[Date Prev][Date Next][Thread Prev][Thread Next][Date Index][Thread Index]
Re: UTF8 above U+10FFFF treated inconsistently
From: |
Jason C. Kwan |
Subject: |
Re: UTF8 above U+10FFFF treated inconsistently |
Date: |
Mon, 27 Sep 2021 18:17:23 -0400 |
Dear Arnold
It’s merely a set of bytes as input :
\073\145\037\366\254\271\230\131\000
A while loop that subs away the first character repeatedly , lobbed off via
sprintf ( % . 1 s ) , will see the string properly sliced out byte by byte,
since sprintf( % . 1 s ) gives either a full unicode character , single or
multi-byte , if the leading side bytes are well formed, or simply the first
byte, if it cannot locate any well formed UTF8 sequence at index position 1 (in
awk lingo, or 0 in C)
sub( ) and sprintf( ) are working exactly as expected, since the 4 byte
sequence starting at \366 is above U+10FFFF
however, if one directly applies the split function on a character by character
basis, ie -
split ( str, arr, // )
those 4 bytes starting with \366 will be grouped together into a single cell
within the array.
As a quick refresher, the 4 byte UTF8 structure has a leading byte resembling
1111 0xxx
which, hypothetically, allows for up to
\367\277\277\277 aka F7 BF BF BF,
before necessitating a 5 byte sequence , if caps of 0x10FFFF were not
explicitly enforced (since the earliest of UTF8 draft proposals have mentioned
up to 6 byte sequences, something I’ve also observed in source codes for some
other open source softwares as well. I’ve only reached out to u guys first cuz
the wellness of awk is what I care about, first and foremost.

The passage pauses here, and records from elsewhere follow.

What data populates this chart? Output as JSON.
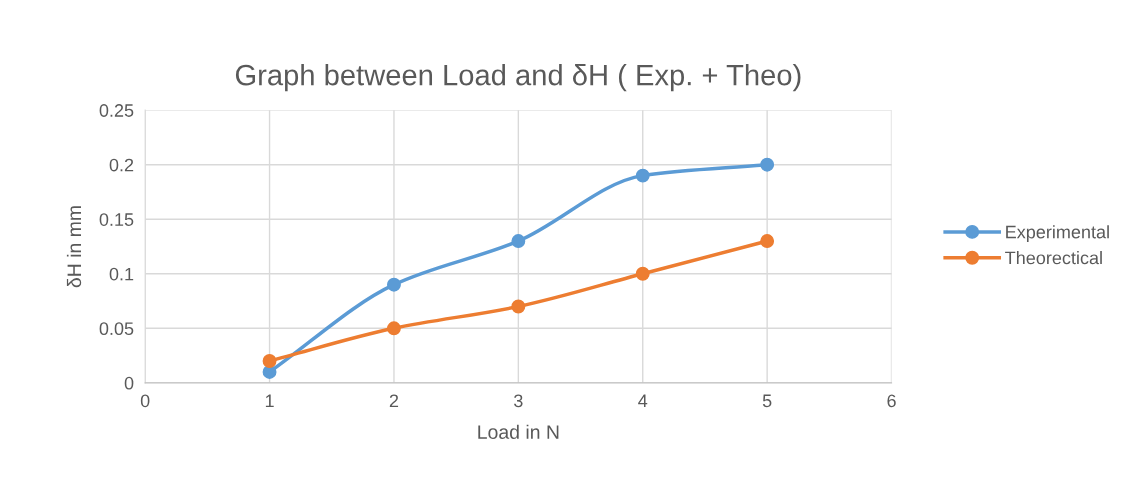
{
  "chart_data": {
    "type": "line",
    "title": "Graph between Load and δH ( Exp. + Theo)",
    "xlabel": "Load in N",
    "ylabel": "δH in mm",
    "x": [
      1,
      2,
      3,
      4,
      5
    ],
    "series": [
      {
        "name": "Experimental",
        "color": "#5b9bd5",
        "values": [
          0.01,
          0.09,
          0.13,
          0.19,
          0.2
        ]
      },
      {
        "name": "Theorectical",
        "color": "#ed7d31",
        "values": [
          0.02,
          0.05,
          0.07,
          0.1,
          0.13
        ]
      }
    ],
    "xlim": [
      0,
      6
    ],
    "xticks": [
      0,
      1,
      2,
      3,
      4,
      5,
      6
    ],
    "ylim": [
      0,
      0.25
    ],
    "yticks": [
      0,
      0.05,
      0.1,
      0.15,
      0.2,
      0.25
    ],
    "grid": true,
    "legend": "right",
    "marker": "circle",
    "line_style": "solid"
  }
}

it saddens me to see many in the world ignore awk and think it’s nothing more
than a glorified sed or underpowered Perl, depending on who u ask, and not
leveraging its immense potential cuz they only see it as a legacy dinosaur.
For the longest time, I myself have been misled, thinking awk is only for
tidying inputs at the Makefile stage before binary compilations. I was wrong,
for blindly following the concensus. I only discovered awk 3 years ago, but I
see awk as the future, not the past)
That byte sequence contains 9 bytes but only 5 valid UTF8 code points, which is
the result you will observe if fed into gnu wc.
sub( ) gsub( ) and sprintf ( ) are working flawlessly, but the split( )
function returns a 6 count array instead of 9 count.
im using standard gawk 5.1.0, binary sourced from Homebrew, on enUS.UTF8
locale, on macOS 11.
If this is indeed an underlying C library issue, then I shall reach out to the
gnu LIBC team instead. Thanks for your time.
Regards,
Jason K
> Jason C. Kwan <jasonckwan@yahoo.com>於2021年9月10日 00:14寫道:
>
> \073\145\037\366\254\271\230\131\000